Joint 69th Annual Southeastern / 55th Annual Northeastern Section Meeting - 2020

Paper No. 34-3
Presentation Time: 8:00 AM-12:00 PM

FLOW PATHS FOR FLOODING ON THE BACK-BARRIER OF SLAUGHTER BEACH, DELAWARE


MCKENNA, Thomas E., University of Delaware, Delaware Geological Survey, 257 Academy St, Newark, DE 19716

Coastal storms have caused nuisance and more significant flooding and road closures in the Town of Slaughter Beach, a community on Delaware Bay. Flooding occurs on the west side of Town (backside of an estuarine barrier), in swales in the barrier interior, and on two access roads between the Town and the mainland.
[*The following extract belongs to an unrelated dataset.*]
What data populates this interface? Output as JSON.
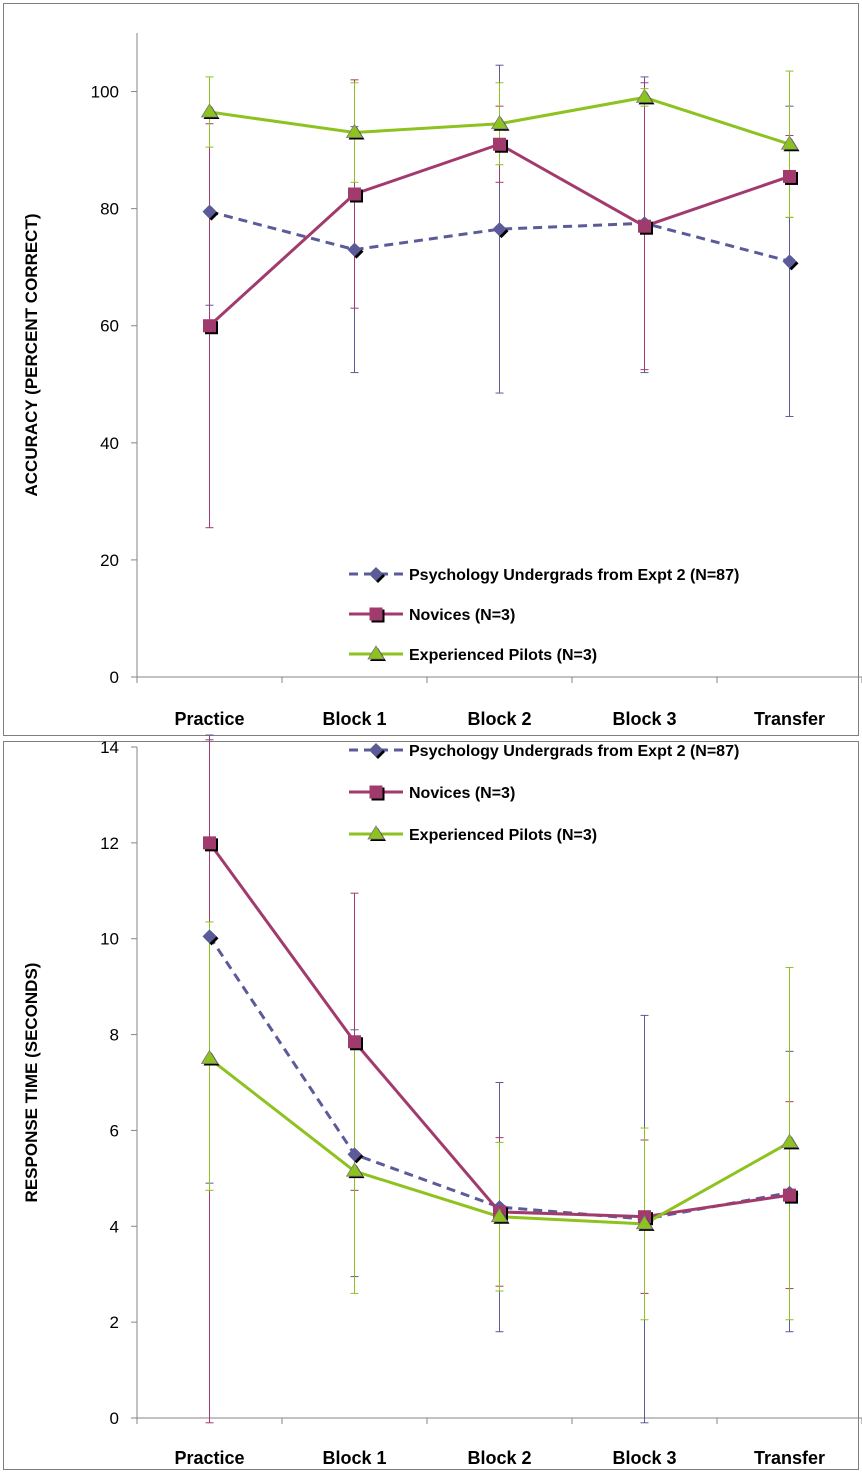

In severe storms, flooding can also be from the Delaware Bay side of the barrier, but these events are not discussed here. While most flooding appears to be from tidal surge from the marsh and tidal channels, some could be from saturation overland flow that occurs when the water table rises to the land surface due to storm surges of rainfall events. Also, unmapped drainage pipes between the back-barrier marsh and the interior swale may be significant pathways for flooding. Anecdotal frequent flooding in the time period from 2012 to 2016 appears to be related to breaches in the barrier south of the Town in the Prime Hook National Wildlife Refuge. The breach was closed in 2016 and since that time flooding has been minimal. This study seeks to identify origins and flow paths for back-barrier flooding using existing data and literature and newly collected hydrologic data. Field methods include deploying sensors that measure water level, temperature, and salinity in tidal channels, on the marsh platform, on the back-barrier upland, and in groundwater wells. This methodology is excellent for looking at time series at a point but not for identifying spatial heterogeneity. The second method uses heat as a tracer to observe flow in space and time, simultaneously. During one day or seasonally, the water will be warmer than the land or vice-versa. Thermal contrasts in water from different sources or between water and land document flow paths. Areal and temporal thermal patterns are collected using thermal infrared and visual cameras attached to a helikite. Results will be shown from a deployment in winter 2019-2020.